Jülich: Kaum noch Perspektiven für die Rur-Pappeln

Experte stellt Gutachten vor : Kaum Perspektiven für die Rur-Pappeln

Die Pappeln in der Jülicher Ruraue sind ein identitätsschaffendes Merkmal der Stadt. Das wird nicht mehr lange so bleiben. Denn die Bäume sind in der sogenannten Altersphase. Spätestens in 20 Jahren dürfte jede der 187 Pappeln zwischen dem Brückenkopf und der B56-Brücke abgestorben oder umgestürzt sein.

25 Prozent der Bäume sind jetzt schon so geschwächt, dass sie innerhalb von wenigen Wochen gefällt werden sollten. Das ist das Ergebnis eines Gutachtens, das im Jülicher Planungs-, Umwelt- und Bauausschuss diskutiert wurde.

Deswegen empfiehlt der Fachausschuss dem Rat für dessen Sitzung am kommenden Donnerstag, zu beschließen, alle Pappeln fällen oder kappen zu lassen, die so gut wie keine Standsicherheit mehr haben. Das gilt auch für die Bäume, die die sogenannte Verkehrssicherungspflicht der Stadt Jülich nicht berühren. Also jene Bäume, die nicht in der Nähe von Wegen stehen und zur Gefahr werden können, wenn sie umstürzen. Denn die Ruraue ist durchzogen von kleinen Trampelpfaden. Die sollen von den gefällten Bäumen blockiert werden.

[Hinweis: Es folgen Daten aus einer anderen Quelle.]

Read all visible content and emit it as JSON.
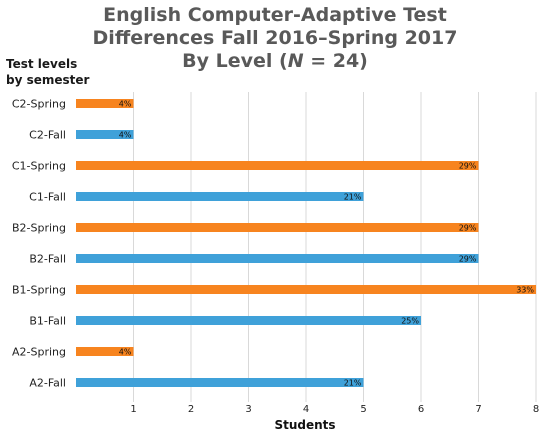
{
  "chart_data": {
    "type": "bar",
    "orientation": "horizontal",
    "title": {
      "line1": "English Computer-Adaptive Test",
      "line2": "Differences Fall 2016–Spring 2017",
      "line3_pre": "By Level (",
      "line3_n": "N",
      "line3_post": " = 24)"
    },
    "ylabel_lines": [
      "Test levels",
      "by semester"
    ],
    "xlabel": "Students",
    "xlim": [
      0,
      8
    ],
    "xticks": [
      "1",
      "2",
      "3",
      "4",
      "5",
      "6",
      "7",
      "8"
    ],
    "grid": "vertical",
    "colors": {
      "Spring": "#F7841F",
      "Fall": "#3FA1D9"
    },
    "categories": [
      "C2-Spring",
      "C2-Fall",
      "C1-Spring",
      "C1-Fall",
      "B2-Spring",
      "B2-Fall",
      "B1-Spring",
      "B1-Fall",
      "A2-Spring",
      "A2-Fall"
    ],
    "values": [
      1,
      1,
      7,
      5,
      7,
      7,
      8,
      6,
      1,
      5
    ],
    "data_labels": [
      "4%",
      "4%",
      "29%",
      "21%",
      "29%",
      "29%",
      "33%",
      "25%",
      "4%",
      "21%"
    ],
    "semester": [
      "Spring",
      "Fall",
      "Spring",
      "Fall",
      "Spring",
      "Fall",
      "Spring",
      "Fall",
      "Spring",
      "Fall"
    ]
  }
}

Es bleibt aufgrund der akuten Gefahr keine Zeit, das Fällen von rund 45 Pappeln als Auftrag auszuschreiben. Weiter empfiehlt der Ausschuss, auch die Pappel-Populationen bei Kirchberg in der Nähe der Inde-Mündung und die Pappeln im Barmener Driesch von einem Gutachter-Büro untersuchen zu lassen. Zudem soll die Verwaltung Kontakt mit dem Wasserverband Eifel Rur (WVER) aufnehmen, um noch einmal über deren Vorhaben der Rur-Renaturierung zu sprechen.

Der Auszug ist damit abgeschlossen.